With a new method to synthesize DNA, San Diego's Molecular Assemblies notches $24M Series A
A San Diego biotech is taking a closer look at the way synthetic DNA is engineered, aiming to potentially revamp the decades-old process and serve as a partner to companies without the resources to create the DNA themselves.
And now they have significant investor backing to do so. Molecular Assemblies closed an oversubscribed Series A on Thursday morning, locking down $24 million in the round to advance their synthetic biology platform.
The big idea here started more than 30 years ago, when Molecular Assemblies’ co-founder J. William Efcavitch helped commercialize the first method of synthesizing DNA through a chemical-based method at another company. Though it enabled growth in biopharma, the method utilized materials that caused waste issues and damaged the DNA even as it produced the nucleotides.

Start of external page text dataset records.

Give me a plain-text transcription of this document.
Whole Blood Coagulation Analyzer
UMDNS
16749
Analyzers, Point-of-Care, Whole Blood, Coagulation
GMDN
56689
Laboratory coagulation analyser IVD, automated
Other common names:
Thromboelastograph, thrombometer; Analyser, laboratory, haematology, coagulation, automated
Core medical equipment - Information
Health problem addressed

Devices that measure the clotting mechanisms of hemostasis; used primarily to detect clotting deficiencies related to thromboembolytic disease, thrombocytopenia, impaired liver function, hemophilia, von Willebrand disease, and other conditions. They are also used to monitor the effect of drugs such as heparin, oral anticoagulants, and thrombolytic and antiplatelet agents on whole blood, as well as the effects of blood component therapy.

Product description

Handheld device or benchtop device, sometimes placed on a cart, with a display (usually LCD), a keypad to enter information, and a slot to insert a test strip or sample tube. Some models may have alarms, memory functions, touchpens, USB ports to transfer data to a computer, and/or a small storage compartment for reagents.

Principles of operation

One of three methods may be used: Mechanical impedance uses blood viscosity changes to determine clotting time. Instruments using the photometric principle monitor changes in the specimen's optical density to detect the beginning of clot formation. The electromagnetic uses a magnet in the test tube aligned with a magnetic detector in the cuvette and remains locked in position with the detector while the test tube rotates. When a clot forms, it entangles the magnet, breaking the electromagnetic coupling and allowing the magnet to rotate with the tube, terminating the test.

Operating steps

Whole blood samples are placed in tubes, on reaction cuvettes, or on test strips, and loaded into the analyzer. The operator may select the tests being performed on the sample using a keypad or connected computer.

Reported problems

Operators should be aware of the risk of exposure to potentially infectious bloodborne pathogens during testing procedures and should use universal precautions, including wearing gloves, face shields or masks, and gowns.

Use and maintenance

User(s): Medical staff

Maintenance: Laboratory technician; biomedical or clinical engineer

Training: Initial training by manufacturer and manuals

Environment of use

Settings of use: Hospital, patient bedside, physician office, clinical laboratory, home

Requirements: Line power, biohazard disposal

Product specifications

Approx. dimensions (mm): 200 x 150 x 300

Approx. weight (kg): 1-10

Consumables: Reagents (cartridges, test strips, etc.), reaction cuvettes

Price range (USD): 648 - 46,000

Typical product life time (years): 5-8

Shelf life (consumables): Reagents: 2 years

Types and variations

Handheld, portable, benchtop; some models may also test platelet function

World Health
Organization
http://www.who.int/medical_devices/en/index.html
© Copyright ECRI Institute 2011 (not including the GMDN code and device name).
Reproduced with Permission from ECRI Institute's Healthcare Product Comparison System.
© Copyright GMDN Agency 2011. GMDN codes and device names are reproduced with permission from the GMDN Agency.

Not only is this process cumbersome and expensive, it’s still the primary way in which companies create DNA for therapeutic purposes, CEO Michael Kamdar told Endpoints News. Where Molecular Assemblies, founded in 2013, hopes to step in is with a new technique to synthesize DNA strands while cutting down on costs and the toxic waste.
Their goal is to essentially create DNA in the same way the body makes it, and researchers have developed a two-step, aqueous approach. It can deliver highly-pure, sequence-specific DNA on demand, Kamdar said, and do so without a template.
It can scale to longer DNA sequences, something Kamdar said he believes can be a “game-changer” in the arena. Whereas the old method can be limited to shorter DNA strands of about 70 to 75 nucleotides and more narrow applications, Molecular Assemblies says their process can create strands of 150 nucleotides or longer.
Ultimately, the company aspires to get to a point where their customers are asking for DNA strands that are as long as genes — 1,500 nucleotides.
“We’re going to be the ink in all the printers,” Kamdar told Endpoints. “If a therapeutic or biotechnology company needs DNA to advance their efforts in CRISPR, or advance their efforts in CAR-T, or advance their efforts in vaccines, we can be the ink in that approach. And then what they develop becomes the finished product that you see going to patients.”
There are a host of applications for these types of long DNA, ranging from therapeutics and agriculture to data storage, Kamdar said. Right now, though, the company is focusing on its work with partners. Last year, Molecular Assemblies signed onto a deal with Codexis, coupling their synthetic DNA technology with Codexis’ protein engineering capabilities. That deal has served as a sort of proof-of-concept, Kamdar said, illustrating that the tech works to produce pure, long DNA strands.
Thursday’s financing also comes about a month after Molecular Assemblies signed on to a DARPA project for DNA- and RNA-based vaccines and therapies. Led by GE research, the initiative aims to create a mobile, on-demand platform that can be deployed to regions exposed to disease. Moderna is also involved in the program, the government says.
Next up is working toward more partnerships with biotechs, and Kamdar says they intend to forge some new alliances over the next 12 to 18 months. The company has seen interest from those focused on gene therapy, but Molecular Assemblies is looking at several potential applications.
Investors involved in the raise included Agilent Technologies, iSelect Fund, Codexis, Alexandria Venture Investments, and Argonautic Ventures. In addition, LYFE Capital joined the syndicate.